Cuti bersama yang lebih panjang dianggap sebagai terobosan luar biasa dari pemerintah. Dengan durasi libur yang fleksibel, masyarakat dapat mengatur jadwal mudik mereka dengan lebih leluasa, sehingga tidak semua pemudik bergerak pada waktu yang bersamaan.
Ruddy Heryadi optimistis bahwa langkah-langkah antisipasi ini akan meminimalkan kemacetan panjang yang sering terjadi saat arus mudik. Tujuannya adalah untuk memastikan kelancaran dan kenyamanan bagi seluruh pemudik yang melintasi Jalur Nagreg.
Peningkatan Arus Kendaraan dan Imbauan Keselamatan
Peningkatan arus kendaraan yang mudik sudah mulai terlihat sejak H-5 Lebaran di Jalur Nagreg, dengan tujuan utama Garut hingga Jawa Tengah. Ini menunjukkan bahwa sebagian masyarakat telah memanfaatkan kesempatan cuti bersama yang lebih awal.

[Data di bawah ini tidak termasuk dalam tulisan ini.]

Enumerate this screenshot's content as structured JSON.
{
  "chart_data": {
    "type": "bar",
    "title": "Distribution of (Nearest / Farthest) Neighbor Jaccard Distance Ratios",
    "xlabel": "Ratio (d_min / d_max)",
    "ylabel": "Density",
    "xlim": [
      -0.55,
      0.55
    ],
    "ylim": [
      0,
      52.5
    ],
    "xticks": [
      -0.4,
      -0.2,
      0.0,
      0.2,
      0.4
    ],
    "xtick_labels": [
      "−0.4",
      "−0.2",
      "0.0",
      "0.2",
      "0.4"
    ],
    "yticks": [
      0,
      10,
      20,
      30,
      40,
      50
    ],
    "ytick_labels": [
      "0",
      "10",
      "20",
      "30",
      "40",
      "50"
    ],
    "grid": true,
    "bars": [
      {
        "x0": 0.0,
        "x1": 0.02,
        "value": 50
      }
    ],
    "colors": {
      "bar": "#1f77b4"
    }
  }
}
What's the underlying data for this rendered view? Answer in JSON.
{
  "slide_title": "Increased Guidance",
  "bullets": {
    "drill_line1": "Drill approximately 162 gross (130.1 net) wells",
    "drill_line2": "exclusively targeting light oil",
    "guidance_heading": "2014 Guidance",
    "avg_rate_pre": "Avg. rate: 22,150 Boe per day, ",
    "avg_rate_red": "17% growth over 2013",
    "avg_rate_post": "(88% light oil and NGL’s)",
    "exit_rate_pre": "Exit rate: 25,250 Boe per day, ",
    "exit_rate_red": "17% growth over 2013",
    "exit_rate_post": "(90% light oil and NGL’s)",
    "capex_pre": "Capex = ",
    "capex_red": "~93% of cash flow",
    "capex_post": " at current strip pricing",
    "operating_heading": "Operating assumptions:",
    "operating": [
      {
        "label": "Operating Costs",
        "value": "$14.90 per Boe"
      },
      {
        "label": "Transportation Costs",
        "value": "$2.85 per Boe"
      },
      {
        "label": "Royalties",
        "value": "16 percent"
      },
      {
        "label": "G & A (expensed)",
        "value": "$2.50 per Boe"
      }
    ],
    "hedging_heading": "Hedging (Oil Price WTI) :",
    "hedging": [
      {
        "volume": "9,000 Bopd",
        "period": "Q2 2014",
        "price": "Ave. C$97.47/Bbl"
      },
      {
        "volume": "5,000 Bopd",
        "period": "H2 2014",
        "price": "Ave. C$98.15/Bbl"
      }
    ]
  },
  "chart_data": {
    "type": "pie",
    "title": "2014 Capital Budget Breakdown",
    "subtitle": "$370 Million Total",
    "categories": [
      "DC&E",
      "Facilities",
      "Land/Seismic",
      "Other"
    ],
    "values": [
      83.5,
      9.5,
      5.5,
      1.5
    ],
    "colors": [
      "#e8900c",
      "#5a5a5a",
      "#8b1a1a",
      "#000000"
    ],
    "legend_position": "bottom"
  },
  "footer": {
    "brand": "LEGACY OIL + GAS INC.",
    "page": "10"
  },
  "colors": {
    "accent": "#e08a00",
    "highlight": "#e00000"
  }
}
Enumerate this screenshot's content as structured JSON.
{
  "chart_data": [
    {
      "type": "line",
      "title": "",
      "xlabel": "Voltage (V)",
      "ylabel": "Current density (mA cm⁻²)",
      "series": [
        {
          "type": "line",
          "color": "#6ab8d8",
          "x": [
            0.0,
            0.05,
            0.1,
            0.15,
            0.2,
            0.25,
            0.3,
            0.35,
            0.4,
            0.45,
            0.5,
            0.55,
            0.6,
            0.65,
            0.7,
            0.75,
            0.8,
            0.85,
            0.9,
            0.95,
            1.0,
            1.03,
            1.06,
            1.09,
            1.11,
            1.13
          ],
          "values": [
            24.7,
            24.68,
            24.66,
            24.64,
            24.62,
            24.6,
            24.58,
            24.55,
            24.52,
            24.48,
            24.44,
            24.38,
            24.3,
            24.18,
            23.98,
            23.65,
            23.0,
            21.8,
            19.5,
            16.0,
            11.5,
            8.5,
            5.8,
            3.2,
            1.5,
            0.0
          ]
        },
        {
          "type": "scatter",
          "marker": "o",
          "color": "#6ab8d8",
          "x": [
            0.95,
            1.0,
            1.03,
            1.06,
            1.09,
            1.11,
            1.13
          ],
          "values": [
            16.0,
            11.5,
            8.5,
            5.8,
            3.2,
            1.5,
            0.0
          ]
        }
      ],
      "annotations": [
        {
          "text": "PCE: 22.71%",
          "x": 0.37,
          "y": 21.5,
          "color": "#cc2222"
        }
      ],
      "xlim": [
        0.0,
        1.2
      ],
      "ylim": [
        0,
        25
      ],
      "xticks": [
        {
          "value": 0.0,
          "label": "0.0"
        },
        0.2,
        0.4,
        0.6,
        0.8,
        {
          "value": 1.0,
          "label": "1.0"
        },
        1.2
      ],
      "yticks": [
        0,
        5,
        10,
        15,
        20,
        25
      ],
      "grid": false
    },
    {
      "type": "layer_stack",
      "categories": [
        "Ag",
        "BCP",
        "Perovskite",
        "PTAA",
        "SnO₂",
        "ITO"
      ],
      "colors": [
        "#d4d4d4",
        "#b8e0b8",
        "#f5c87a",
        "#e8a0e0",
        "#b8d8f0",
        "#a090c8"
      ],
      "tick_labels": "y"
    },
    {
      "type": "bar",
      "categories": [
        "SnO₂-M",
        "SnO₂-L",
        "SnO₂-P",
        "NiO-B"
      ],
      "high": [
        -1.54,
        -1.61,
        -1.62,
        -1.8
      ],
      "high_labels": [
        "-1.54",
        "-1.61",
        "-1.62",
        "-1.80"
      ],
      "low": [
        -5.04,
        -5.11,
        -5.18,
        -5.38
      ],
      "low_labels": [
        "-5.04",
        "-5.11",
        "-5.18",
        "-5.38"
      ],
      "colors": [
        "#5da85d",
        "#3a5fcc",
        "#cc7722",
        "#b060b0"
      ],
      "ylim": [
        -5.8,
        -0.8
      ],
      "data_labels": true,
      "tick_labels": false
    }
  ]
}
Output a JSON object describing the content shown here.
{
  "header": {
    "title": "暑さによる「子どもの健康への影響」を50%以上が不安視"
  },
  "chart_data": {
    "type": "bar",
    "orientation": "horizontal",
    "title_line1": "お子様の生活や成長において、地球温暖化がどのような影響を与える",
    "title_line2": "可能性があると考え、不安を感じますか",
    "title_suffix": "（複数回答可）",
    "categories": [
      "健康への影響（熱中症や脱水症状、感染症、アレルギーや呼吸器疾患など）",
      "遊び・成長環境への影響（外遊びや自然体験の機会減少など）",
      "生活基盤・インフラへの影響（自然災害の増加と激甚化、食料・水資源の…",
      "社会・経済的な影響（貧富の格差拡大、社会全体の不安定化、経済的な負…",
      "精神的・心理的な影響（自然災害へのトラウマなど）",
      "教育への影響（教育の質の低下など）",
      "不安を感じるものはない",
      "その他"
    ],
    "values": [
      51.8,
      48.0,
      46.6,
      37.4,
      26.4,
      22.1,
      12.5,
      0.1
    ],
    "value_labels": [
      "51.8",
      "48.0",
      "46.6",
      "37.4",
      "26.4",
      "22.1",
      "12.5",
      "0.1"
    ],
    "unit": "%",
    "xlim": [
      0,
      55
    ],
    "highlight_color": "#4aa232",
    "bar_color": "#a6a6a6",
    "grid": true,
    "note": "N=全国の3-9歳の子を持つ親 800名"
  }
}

Data penghitungan pada H-5 Lebaran menunjukkan lonjakan signifikan pada sore hingga malam hari. Pada pukul 14.00 WIB, jumlah kendaraan mencapai 36.950 unit, kemudian bertambah menjadi 44.701 unit sampai pukul 16.00 WIB. Peningkatan ini umumnya terjadi pada sore hingga malam hari, sementara pada siang hari kondisi lalu lintas masih relatif ramai namun tetap lancar.
Dishub Kabupaten Bandung mengimbau para pemudik untuk selalu memperhatikan keselamatan selama perjalanan. Penting bagi pengemudi untuk memastikan kondisi fisik yang prima serta kelayakan kendaraan sebelum menempuh perjalanan jarak jauh.
Selain itu, masyarakat juga disarankan untuk memanfaatkan waktu mudik lebih awal mengingat masa libur Lebaran tahun ini cukup panjang dengan adanya cuti bersama sebelum hari H pada 21 Maret. Langkah ini tidak hanya membantu menghindari kepadatan puncak, tetapi juga membuat perjalanan menjadi lebih nyaman dan aman.